•Berlin, Agustus 2008
Semua tak lagi sama. Keadaan sudah berbeda bagi Ares. Dunianya seolah berubah menjadi hening. Tak ada suara yang mampu ditangkap oleh pendengarannya, karena ia kini adalah seorang Tuli.
Neuroma akustik. Itulah nama penyakit yang menyerang Ares. Sebuah nama dari jenis penyakit yang baru diketahuinya setelah ia dilarikan ke rumah sakit pasca pingsan beberapa bulan lalu.
Setelah menjalani beberapa pemeriksaan, akhirnya diketahui ada tumor jinak yang sudah tumbuh dan memengaruhi saraf vestibular---saraf yang menghubungkan telinga dengan otak.
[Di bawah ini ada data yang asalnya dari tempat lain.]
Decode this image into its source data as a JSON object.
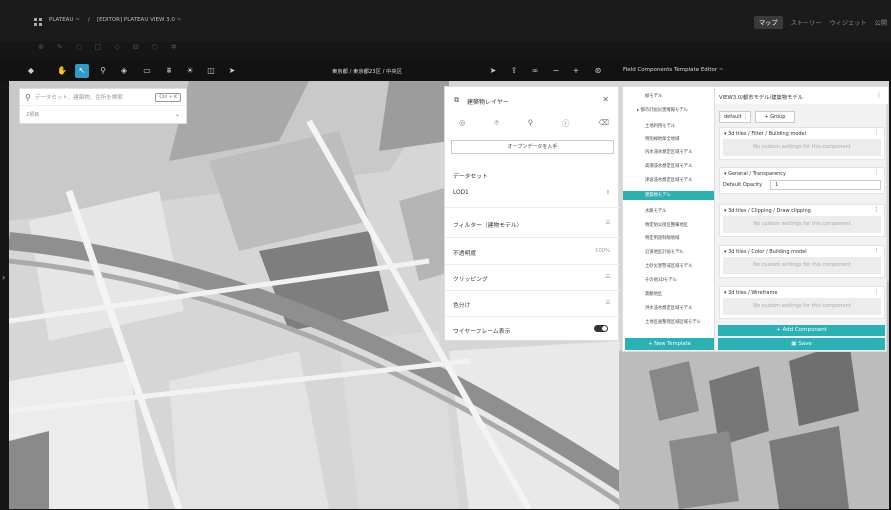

Tumor yang menyerang Ares sudah tumbuh dalam ukuran cukup besar. Menyebabkan saraf kranial yang berhubungan dengan saraf pendengaran terjepit. Hal itulah yang membuat ia harus kehilangan pendengaran.
Telinga kanan Ares hanya mampu menangkap suara dalam skala 110 desibel dan telinga kirinya 100 desibel. Sedangkan skala pendengaran untuk orang normal adalah 0-20 desibel. Yang membuat pendengarannya termasuk dalam kategori tuli berat.
Satu-satunya jalan adalah dengan melakukan pengangkatan tumor lewat jalan operasi, dikarenakan tumor yang sudah cukup besar tidak bisa lagi dihancurkan bila menggunakan sinar radiasi. Namun operasi tersebut bukanlah tanpa resiko.
Dokter menjelaskan kalau tumor yang lebih besar berada lebih dekat dengan bagian-bagian otak dan saraf wajah. Sehingga risiko pendarahan otak akan menjadi berkali-kali lipat lebih besar jika melakukan operasi. Juga karena bisa memotong saraf-saraf yang berkaitan dengan pendengaran, keseimbangan tubuh, maupun wajah. Alhasil kemungkinan terjadinya komplikasi akan sulit untuk dihindari.
Dan Ares enggan untuk mengambil risiko tersebut. Ares tidak mau setelah operasi malah membuat tubuhnya menjadi lebih banyak mengalami disfungsi. Ia lebih memilih untuk bertahan dan tidak menjadikan kekurangannya sebagai alasan untuk merasa fruatasi.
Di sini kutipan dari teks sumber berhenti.